01/17/2013 07:07 pm ET Updated Jan 18, 2013

Aimee Smith, Wisconsin Mom, Loses 222 Pounds To Become Triathlete (VIDEO)

From dangerously obese to fabulously fit, a Wisconsin mom-turned-triathlete is now talking openly about how she overhauled her life by losing more than 200 pounds and regaining a sense of healthy well-being.

Just a few years ago, Aimee Smith of Janesville, Wis., weighed more than 425 pounds. "My knees hurt, my back hurt. I had high blood pressure. I was pre-diabetic. I was going down a bad path," Smith told WKOW.

Smith added that due to her weight, she had difficulty moving, suffered from depression and had encountered serious problems when she was giving birth to her second daughter, according to the report. About two years ago, Smith, now 44, decided the time had come to make a choice. She opted to undergo gastric bypass surgery and since then, her life has been transformed.

She's lost 222 pounds, almost half her body weight, and now competes in triathlons and other long-distance running events, ABC News reports. She's planning on running the Wisconsin marathon this May and hopes to one day complete an Iron Man triathlon.

Smith says she's kept the weight off by exercising regularly and makes healthy food choices -- eating in moderation and consuming lots of fruits and vegetables.

ABC News writes:

Nothing in Smith’s formula is an earth-shattering secret, but research suggests her approach is on the right track. For example, the National Weight Control Registry, which tracks successful “losers” who’ve dropped an average of 66 pounds and kept it off for more than five years, found 98 percent of registrants overhauled their eating habits and 94 percent increased physical activity.

Though Smith's gastric bypass surgery likely helped her achieve her weight-loss goals, the National Institutes of Health warns that the surgery has "major risks" and should only be turned to as a last resort.

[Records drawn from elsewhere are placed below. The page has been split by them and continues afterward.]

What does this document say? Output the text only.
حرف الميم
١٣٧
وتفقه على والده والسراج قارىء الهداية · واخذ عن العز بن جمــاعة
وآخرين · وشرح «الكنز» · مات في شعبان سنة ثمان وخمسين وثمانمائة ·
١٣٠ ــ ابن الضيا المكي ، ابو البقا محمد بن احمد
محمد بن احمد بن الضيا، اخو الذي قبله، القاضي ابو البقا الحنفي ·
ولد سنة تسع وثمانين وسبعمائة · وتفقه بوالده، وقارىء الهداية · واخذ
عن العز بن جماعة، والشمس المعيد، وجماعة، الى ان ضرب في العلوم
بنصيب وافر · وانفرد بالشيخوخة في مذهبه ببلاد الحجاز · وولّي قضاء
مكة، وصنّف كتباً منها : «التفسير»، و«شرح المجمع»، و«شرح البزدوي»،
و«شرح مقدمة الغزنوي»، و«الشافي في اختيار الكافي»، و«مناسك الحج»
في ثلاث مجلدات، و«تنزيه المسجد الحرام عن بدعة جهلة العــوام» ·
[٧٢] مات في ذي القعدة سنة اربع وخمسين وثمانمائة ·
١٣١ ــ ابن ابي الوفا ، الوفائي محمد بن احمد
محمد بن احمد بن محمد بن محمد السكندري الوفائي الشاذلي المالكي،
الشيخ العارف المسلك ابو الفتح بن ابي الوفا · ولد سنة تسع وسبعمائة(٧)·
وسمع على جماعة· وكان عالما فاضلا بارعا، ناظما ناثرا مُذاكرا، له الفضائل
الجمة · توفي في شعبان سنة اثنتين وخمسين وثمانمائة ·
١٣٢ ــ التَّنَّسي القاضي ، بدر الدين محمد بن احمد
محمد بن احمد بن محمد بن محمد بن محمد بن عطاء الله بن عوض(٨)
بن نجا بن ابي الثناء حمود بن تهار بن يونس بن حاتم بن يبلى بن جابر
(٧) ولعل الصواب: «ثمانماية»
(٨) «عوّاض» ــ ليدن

For some, adopting a regular exercise regimen and healthy food choices can be equally effective in overcoming obesity.

For instance, in October 2012, Janette Colantonio appeared on the TV show "The Doctors" to show off her new physique after she lost more than 200 pounds. Colantonio said that she had lost the weight by changing her eating habits and exercising regularly.

In April last year, Linda Romano made the news after she lost half her body weight from running. The 32-year-old told WABC that she weighed more than 300 pounds before she adopted her active new hobby.